This week has been many things.

It has been the second birthday of the Communities Plan (which we review on page 22), it has been the lead-up to next week’s sustainable communities summit in Manchester, it has been the week of the National Housing Federation’s chief executives’ conference and, of course, it has been the week of the much-trailed ODPM five-year plan Homes For All. However, more than any of these things, it has been the week that housing was swept up in the race to win the general election.

Over the past few years Tony Blair has been increasingly mentioning housing as a key issue in his speeches.

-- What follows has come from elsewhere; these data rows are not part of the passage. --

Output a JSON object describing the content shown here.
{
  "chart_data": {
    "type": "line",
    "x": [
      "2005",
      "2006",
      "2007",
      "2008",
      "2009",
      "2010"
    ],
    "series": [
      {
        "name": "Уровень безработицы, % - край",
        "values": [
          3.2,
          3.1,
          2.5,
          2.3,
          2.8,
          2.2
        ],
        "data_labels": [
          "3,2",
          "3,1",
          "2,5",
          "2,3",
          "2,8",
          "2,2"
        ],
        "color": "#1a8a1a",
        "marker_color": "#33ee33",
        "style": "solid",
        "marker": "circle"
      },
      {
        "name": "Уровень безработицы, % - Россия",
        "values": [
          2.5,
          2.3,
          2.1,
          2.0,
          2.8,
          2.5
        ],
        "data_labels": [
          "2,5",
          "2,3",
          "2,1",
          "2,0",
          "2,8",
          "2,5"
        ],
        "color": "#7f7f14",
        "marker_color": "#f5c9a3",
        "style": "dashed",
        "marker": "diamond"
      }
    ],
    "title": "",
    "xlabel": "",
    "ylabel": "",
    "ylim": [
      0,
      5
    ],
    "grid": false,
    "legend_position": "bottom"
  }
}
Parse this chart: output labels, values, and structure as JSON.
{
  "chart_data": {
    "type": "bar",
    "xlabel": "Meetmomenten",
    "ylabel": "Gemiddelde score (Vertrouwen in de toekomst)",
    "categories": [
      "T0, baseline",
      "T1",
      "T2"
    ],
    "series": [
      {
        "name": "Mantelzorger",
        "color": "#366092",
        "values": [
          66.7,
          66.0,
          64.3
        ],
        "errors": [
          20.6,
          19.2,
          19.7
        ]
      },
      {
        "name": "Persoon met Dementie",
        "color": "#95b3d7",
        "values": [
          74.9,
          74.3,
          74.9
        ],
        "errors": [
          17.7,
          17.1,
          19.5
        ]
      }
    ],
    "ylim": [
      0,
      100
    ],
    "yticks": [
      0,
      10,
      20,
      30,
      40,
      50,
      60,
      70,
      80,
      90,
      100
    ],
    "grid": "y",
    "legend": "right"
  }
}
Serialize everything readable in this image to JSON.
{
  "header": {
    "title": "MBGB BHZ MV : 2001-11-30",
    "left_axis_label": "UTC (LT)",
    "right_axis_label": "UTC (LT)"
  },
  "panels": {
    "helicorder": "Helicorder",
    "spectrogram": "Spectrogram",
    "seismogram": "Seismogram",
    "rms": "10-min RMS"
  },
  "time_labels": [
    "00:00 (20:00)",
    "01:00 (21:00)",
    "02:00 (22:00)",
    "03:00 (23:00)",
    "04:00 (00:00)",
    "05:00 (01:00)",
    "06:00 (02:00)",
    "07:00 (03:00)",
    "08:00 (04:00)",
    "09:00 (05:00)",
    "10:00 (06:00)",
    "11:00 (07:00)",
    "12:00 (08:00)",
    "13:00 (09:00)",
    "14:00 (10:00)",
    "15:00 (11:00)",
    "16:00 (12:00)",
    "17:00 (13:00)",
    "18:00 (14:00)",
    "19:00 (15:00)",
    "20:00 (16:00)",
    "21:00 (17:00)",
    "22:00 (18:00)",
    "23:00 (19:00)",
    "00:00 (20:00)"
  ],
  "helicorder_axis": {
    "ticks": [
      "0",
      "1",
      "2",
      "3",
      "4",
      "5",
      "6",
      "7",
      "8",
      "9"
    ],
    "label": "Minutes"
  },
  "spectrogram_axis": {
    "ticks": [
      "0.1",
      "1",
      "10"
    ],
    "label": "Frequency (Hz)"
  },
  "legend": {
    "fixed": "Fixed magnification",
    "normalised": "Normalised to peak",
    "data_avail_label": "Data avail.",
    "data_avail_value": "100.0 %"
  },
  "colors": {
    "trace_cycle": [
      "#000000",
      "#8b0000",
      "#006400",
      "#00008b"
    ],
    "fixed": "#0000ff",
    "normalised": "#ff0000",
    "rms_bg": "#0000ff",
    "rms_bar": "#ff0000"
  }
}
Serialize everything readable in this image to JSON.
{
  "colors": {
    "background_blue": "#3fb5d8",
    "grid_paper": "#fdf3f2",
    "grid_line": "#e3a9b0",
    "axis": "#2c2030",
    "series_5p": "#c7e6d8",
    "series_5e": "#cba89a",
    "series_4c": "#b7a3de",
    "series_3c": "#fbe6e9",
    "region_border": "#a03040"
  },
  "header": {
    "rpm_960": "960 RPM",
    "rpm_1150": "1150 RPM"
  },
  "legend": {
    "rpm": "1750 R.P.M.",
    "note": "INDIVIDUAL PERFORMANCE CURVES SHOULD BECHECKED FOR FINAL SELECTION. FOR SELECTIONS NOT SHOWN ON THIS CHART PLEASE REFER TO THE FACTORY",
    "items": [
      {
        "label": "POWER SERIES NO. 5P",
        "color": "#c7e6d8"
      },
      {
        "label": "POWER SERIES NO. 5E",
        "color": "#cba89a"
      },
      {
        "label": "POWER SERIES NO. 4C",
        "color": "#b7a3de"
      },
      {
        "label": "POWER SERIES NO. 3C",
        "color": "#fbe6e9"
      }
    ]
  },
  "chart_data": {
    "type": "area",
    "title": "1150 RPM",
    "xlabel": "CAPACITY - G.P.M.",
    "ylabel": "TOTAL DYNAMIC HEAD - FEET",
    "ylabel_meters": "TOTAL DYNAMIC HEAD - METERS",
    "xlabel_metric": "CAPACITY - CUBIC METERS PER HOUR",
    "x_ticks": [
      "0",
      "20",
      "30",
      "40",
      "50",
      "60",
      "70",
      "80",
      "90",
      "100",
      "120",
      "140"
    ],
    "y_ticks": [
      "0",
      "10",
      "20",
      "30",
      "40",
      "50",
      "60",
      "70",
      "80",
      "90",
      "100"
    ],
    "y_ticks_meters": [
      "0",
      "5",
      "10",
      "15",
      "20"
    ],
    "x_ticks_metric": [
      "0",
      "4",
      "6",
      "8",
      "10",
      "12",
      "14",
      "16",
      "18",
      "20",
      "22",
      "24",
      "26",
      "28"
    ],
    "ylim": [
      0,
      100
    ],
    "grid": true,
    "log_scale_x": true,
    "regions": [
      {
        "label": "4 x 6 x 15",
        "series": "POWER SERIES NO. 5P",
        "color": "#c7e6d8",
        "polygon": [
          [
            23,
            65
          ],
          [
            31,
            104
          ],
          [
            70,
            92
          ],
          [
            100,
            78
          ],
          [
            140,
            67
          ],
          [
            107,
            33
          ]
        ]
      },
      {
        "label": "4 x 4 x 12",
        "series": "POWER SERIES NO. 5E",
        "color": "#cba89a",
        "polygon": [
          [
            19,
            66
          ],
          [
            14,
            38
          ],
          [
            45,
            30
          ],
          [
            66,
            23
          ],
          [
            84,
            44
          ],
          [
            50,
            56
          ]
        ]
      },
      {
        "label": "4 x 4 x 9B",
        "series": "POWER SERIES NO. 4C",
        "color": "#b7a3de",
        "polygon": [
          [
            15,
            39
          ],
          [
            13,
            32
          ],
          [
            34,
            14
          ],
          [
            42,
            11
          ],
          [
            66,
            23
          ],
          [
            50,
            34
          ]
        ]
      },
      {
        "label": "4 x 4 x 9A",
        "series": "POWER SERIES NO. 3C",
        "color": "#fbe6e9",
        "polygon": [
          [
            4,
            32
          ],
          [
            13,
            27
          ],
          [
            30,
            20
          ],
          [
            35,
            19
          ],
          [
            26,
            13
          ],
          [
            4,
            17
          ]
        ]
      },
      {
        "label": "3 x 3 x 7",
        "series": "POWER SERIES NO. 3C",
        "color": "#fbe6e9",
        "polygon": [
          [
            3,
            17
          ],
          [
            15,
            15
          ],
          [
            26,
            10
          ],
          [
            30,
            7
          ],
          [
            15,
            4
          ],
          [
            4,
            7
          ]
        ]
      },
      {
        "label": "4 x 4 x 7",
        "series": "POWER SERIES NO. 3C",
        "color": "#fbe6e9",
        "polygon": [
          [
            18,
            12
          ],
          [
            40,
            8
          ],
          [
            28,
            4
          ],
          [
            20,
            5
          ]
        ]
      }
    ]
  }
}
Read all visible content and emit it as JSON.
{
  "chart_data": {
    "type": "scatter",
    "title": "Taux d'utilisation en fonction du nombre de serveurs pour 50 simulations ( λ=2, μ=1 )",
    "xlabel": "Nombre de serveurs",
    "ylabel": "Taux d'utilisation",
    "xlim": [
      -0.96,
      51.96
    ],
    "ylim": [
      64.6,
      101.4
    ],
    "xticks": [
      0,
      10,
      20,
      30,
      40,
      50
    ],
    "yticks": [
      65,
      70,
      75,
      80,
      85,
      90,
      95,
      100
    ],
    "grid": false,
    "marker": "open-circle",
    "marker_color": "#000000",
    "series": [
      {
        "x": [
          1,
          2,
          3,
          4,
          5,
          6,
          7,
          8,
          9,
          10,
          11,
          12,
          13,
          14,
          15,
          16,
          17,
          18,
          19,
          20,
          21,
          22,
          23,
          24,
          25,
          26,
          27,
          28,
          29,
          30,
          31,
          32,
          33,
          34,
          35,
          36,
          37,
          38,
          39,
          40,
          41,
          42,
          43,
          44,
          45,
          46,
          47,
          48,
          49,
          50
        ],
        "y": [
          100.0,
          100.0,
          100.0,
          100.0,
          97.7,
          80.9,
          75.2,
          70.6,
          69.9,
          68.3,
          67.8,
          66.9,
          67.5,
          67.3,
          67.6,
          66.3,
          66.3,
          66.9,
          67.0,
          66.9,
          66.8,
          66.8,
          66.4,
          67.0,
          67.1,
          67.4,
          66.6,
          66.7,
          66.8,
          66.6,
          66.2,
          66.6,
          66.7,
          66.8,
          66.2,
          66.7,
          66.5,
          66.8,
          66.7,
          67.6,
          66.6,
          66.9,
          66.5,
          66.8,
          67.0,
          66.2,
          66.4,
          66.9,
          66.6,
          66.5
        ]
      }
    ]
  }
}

Although the interest of the prime minister in what we are doing as a sector should never be taken for granted, this has always felt more like lip-service than anything else.

The key reason that Number 10 means business this time is the rise of the first-time buyer. Issues such as plunging demand for housing in the North and Midlands, or even the numbers of people in temporary accommodation smashing through the 100,000 mark, are of course important but they aren’t going to lose Labour many votes. MPs routinely say that housing is the most common topic at their Friday surgeries, but somehow this never seems to translate into what they debate in the House of Commons. But when the sons and daughters of middle England parents – the key swing voters in the expected May election – are having trouble buying a home, Blair’s election strategists sit up and take notice.

In this sense, it would be wrong to present Labour’s view of housing as a vote winner – it is more of a means of preventing votes being lost. All that the social housing sector need worry about now we have the eye of the nation’s decision-makers is how do we hold their gaze?

Now social housing has the eye of the decision-makers, the challenge is how to hold their gaze

The target on halving temporary accommodation announced by John Prescott in Homes For All is welcome, but as Karen Buck says in her column on page 16, the next step needs to be a comprehensive welfare to work programme. The pilot we report about on page 8 is a step in the right direction, but this is definitely an area in which the decision-makers will need to be persuaded.

Likewise, it is a good thing that the social homebuy scheme is not the same as Thatcher’s right to buy policy of 1981. However, the argument with Alan Milburn over allowing housing association tenants the right to buy hasn’t exactly been won, as tenants will still be able to buy their homes (Prescott interview, page 20). The deal hammered out over the next month between Jon Rouse and ODPM mandarins will be crucial if the scheme does not cause the stock of social housing to dwindle further.

In the Tees Valley, West Yorkshire and West Cumbria the housing sector’s biggest concern will be whether it can secure the extra finance it needs. The teams involved in making their case to the ODPM to be included in an expanded housing market renewal programme should give themselves a big pat on the back. But with Tees Valley alone looking for as much as £500m from the public purse over the next 15 years, the decision-makers are bound to be sceptical. Those involved will need to hope that housing remains in the political spotlight.